🤖 AI Summary
Urban transportation carbon emissions pose significant challenges for sustainable mobility governance.
Method: This paper proposes a hierarchical dynamic incentive mechanism that jointly models drivers’ strategic behavior and network-level system effects. Leveraging real-time telematics data on driving behavior, the mechanism integrates principal–agent theory with game-theoretic analysis to establish, for the first time, both a first-order optimal framework—guaranteeing Nash equilibrium under truthful type reporting—and a second-order optimal framework—ensuring incentive compatibility under strategic reporting.

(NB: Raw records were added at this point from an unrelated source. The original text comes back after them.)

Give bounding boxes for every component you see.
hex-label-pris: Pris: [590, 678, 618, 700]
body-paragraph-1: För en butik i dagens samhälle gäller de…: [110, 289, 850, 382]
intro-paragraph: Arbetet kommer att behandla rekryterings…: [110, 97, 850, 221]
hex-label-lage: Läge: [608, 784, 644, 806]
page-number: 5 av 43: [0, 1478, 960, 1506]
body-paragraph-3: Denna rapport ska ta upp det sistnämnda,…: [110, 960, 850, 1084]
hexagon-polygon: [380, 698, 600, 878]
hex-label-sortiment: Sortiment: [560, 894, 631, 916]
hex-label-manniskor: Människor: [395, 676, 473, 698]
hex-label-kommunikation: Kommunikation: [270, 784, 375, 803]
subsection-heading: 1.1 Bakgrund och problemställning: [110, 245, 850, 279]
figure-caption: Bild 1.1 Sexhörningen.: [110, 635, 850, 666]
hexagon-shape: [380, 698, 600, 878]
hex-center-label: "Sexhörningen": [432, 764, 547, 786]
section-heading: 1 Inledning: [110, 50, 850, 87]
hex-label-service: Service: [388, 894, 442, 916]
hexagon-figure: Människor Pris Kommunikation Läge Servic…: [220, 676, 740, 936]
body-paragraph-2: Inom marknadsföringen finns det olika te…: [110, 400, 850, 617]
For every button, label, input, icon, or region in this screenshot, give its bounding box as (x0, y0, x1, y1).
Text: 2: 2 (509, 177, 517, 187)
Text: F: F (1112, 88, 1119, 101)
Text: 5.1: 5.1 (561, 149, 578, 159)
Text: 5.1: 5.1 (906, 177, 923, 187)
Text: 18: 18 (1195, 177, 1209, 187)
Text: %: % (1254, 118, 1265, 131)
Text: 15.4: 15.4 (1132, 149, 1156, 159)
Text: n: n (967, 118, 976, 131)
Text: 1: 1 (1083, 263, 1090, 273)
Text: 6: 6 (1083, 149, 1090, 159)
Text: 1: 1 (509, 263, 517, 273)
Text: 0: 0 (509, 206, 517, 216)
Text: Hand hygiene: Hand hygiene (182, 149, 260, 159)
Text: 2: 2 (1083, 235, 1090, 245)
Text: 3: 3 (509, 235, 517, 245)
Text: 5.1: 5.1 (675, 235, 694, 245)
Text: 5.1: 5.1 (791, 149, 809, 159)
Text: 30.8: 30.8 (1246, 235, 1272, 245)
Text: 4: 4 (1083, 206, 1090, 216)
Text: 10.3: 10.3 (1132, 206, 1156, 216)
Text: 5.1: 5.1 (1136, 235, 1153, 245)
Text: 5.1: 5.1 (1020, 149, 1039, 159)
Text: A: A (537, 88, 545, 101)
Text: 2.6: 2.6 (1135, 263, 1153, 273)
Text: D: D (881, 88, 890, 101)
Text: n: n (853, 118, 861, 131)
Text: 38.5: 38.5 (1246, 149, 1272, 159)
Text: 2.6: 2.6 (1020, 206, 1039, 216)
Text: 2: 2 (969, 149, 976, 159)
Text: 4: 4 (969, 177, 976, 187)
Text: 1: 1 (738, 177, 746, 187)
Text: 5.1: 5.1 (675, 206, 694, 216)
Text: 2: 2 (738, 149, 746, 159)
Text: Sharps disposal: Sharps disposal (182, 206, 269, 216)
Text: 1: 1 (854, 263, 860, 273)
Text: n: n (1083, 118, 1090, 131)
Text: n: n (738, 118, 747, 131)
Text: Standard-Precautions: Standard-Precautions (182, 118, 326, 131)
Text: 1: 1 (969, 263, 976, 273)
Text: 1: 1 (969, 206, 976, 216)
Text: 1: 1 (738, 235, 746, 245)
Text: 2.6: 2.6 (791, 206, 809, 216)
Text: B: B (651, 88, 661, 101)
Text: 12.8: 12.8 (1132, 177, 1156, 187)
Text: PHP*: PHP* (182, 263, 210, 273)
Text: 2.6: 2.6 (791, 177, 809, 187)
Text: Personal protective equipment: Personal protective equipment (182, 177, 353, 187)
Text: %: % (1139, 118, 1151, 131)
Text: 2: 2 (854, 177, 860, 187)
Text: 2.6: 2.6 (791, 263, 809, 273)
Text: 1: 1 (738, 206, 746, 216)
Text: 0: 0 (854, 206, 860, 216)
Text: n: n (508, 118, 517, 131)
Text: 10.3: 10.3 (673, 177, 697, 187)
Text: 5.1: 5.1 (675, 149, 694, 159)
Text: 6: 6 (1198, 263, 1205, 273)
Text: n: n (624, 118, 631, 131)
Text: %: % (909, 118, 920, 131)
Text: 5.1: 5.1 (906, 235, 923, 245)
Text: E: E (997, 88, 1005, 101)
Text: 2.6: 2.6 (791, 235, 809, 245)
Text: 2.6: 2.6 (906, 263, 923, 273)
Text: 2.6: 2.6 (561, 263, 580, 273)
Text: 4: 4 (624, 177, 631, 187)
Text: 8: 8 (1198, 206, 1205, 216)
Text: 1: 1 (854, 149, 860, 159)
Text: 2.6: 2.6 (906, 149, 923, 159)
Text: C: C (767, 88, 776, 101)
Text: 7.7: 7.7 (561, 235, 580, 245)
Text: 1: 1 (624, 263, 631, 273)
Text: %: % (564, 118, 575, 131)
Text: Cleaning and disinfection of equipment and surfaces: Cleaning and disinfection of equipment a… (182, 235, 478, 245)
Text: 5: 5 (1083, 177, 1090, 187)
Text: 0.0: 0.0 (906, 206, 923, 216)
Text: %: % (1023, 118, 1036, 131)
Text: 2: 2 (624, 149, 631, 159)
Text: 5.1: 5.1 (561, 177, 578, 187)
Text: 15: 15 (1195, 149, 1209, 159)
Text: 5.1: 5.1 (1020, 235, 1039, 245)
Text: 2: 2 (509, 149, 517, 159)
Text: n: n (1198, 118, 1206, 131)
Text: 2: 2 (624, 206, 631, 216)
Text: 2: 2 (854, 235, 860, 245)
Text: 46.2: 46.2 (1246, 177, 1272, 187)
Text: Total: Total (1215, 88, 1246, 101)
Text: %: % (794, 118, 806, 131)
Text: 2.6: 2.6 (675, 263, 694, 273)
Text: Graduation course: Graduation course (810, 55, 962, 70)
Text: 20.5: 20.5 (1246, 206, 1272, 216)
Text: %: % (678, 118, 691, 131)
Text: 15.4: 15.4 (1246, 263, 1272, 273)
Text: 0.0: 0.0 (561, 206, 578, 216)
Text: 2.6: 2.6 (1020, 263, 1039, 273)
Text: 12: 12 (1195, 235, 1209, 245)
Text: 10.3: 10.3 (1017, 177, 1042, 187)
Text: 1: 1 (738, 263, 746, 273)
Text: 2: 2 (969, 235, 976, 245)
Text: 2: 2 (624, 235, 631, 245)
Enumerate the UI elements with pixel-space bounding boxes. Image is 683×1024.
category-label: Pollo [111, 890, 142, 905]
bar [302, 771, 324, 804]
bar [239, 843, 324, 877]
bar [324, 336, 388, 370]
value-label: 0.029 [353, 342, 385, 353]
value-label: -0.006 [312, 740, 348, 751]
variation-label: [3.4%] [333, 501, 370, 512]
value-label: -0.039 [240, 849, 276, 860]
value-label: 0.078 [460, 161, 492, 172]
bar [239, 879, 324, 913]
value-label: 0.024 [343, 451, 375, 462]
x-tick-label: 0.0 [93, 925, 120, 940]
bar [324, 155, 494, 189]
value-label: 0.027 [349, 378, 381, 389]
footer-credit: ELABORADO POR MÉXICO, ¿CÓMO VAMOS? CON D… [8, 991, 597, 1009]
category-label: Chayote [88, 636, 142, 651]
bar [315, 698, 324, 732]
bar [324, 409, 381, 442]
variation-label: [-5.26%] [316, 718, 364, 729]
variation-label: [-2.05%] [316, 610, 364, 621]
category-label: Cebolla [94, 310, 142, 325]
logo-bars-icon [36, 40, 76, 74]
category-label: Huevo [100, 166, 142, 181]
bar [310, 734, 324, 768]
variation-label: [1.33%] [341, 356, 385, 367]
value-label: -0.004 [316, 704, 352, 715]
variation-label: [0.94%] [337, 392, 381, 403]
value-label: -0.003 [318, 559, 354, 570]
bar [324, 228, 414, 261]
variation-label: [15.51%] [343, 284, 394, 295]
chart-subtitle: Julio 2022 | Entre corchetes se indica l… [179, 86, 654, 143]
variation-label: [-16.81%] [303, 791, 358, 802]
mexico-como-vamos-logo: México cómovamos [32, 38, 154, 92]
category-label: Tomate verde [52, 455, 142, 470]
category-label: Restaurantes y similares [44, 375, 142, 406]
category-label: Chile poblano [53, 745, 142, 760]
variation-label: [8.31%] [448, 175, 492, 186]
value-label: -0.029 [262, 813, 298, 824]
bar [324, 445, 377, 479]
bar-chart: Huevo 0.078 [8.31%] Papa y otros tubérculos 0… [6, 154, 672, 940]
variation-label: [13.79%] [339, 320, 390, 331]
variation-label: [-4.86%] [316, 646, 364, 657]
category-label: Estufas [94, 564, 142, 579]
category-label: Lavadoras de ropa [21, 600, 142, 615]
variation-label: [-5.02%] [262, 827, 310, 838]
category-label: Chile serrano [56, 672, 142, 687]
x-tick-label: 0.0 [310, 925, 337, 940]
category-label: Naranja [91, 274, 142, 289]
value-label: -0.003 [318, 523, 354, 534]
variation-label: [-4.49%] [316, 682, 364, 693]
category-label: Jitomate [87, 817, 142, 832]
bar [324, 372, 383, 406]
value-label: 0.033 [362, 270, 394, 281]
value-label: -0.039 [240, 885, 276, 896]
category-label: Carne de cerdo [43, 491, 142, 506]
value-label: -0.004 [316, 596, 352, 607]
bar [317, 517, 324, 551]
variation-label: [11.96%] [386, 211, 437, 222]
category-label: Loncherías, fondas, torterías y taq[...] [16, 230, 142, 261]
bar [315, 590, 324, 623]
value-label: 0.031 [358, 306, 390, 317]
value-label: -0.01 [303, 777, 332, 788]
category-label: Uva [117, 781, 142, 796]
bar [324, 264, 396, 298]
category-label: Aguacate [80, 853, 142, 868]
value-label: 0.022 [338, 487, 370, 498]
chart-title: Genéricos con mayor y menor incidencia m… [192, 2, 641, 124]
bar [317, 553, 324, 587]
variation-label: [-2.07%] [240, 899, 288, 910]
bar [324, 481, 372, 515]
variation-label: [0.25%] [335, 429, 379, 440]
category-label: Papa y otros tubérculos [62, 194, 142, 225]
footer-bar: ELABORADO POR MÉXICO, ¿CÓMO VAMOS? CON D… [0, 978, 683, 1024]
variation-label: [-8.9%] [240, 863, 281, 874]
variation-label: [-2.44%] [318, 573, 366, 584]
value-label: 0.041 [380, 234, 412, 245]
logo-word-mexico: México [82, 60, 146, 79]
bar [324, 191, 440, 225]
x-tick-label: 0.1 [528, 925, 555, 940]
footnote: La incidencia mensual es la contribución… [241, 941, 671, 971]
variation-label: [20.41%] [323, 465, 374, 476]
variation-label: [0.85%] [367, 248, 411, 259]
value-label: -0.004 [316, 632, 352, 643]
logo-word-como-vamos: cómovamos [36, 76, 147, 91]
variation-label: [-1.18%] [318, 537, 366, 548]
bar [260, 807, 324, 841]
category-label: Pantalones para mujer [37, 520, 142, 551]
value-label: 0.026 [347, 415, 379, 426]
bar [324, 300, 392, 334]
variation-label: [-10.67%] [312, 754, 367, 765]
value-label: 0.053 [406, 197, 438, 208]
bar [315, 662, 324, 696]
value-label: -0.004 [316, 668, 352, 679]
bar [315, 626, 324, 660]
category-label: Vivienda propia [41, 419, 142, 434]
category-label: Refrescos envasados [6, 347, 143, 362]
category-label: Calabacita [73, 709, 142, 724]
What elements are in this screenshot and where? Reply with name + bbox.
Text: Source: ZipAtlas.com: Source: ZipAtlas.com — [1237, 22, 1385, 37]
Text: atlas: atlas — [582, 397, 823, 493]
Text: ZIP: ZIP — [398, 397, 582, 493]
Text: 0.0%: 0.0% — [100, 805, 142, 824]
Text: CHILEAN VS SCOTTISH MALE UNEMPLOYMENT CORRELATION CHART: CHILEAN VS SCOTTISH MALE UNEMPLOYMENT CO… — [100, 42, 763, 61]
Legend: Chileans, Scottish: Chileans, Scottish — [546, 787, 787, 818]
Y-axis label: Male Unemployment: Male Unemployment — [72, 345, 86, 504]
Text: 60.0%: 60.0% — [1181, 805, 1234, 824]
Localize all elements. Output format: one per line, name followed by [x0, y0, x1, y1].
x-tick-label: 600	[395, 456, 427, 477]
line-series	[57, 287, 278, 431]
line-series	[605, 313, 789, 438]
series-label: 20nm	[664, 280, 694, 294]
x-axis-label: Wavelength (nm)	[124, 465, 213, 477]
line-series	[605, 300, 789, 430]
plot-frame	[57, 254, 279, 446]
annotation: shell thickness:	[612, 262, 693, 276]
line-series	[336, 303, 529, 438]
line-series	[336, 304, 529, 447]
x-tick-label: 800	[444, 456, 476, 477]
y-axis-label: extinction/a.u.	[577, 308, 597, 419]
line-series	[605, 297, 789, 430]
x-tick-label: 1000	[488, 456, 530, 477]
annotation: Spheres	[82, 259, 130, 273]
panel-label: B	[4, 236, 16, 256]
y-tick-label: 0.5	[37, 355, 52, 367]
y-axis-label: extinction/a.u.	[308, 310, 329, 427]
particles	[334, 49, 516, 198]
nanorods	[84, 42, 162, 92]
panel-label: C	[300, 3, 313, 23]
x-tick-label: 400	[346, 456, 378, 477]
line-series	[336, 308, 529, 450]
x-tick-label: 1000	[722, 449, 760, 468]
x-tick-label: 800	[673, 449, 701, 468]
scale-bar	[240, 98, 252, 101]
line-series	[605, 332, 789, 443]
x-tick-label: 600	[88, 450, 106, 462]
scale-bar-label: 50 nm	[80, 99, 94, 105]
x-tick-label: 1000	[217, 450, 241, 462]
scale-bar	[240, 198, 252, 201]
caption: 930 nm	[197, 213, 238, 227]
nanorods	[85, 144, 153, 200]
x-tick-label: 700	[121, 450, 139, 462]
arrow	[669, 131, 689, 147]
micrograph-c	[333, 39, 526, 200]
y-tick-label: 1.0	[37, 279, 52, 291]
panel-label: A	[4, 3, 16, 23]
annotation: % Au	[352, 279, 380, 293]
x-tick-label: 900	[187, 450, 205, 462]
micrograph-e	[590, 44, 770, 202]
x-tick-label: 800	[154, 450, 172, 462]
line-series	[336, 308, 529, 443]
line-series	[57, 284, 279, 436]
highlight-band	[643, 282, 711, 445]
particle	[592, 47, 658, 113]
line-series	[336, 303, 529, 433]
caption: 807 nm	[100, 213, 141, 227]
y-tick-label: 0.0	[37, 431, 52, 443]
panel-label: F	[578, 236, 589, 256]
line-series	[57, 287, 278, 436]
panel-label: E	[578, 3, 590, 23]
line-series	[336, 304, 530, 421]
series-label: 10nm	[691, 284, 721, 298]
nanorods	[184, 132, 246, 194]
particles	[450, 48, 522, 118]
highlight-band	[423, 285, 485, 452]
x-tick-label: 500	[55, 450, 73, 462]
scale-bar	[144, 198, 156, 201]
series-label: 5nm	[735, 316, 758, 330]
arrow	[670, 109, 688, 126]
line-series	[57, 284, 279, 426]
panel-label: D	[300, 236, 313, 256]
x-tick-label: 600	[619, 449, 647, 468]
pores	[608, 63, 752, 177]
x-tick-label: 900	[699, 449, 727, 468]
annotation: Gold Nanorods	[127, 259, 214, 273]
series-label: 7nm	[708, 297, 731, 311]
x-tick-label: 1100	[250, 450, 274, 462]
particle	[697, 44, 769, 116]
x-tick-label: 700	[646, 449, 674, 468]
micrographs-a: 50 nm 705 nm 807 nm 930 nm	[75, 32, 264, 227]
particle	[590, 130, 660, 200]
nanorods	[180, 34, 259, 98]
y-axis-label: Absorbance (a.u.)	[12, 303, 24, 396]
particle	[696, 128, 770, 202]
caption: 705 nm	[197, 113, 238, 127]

Contribution/Results: Theoretical analysis proves the mechanism’s feasibility and incentive compatibility; moreover, under all equilibria, system-wide emission reductions strictly dominate those achieved by conventional energy-saving recommendation benchmarks. By bridging rigorous economic modeling with practical telematics infrastructure, the proposed mechanism establishes a novel paradigm for sustainable urban transport policy—rigorous in theory and implementable in engineering practice.
📝 Abstract
This paper proposes incentive mechanisms that promote eco-driving in transportation networks with the over-arching objective of minimizing emissions. The transportation system operator provides the drivers with energy-efficient driving guidance throughout their trips, and their eco-driving levels are measured by how closely they follow this guidance via vehicle telematics. Drivers choose their eco-driving levels to optimize a combination of their travel times and their emissions. To obtain optimal budget allocation and recommendations for the incentive mechanism, the system operator gathers drivers' preferences, or types, to assess each driver's trip urgency and natural willingness to eco-drive. In a setting where drivers truthfully report their types, we introduce the first-best incentive mechanism and show that the obedience condition holds (i.e., drivers find it optimal to comply with the system operator's recommendations) when the recommended eco-driving profile constitutes a Nash equilibrium. Moreover, in a setting where drivers can strategically report their types, we introduce the second-best incentive mechanism and show that the proposed mechanism is incentive-compatible (i.e., drivers find it optimal to be truthful). Under this mechanism, we also show that all equilibrium outcomes are at least as good as the recommended eco-driving profile in terms of the system operator's objective. Overall, this work offers a framework for designing eco-driving incentive mechanisms while considering both the strategic behavior of individual drivers and the network effects of collective decision-making.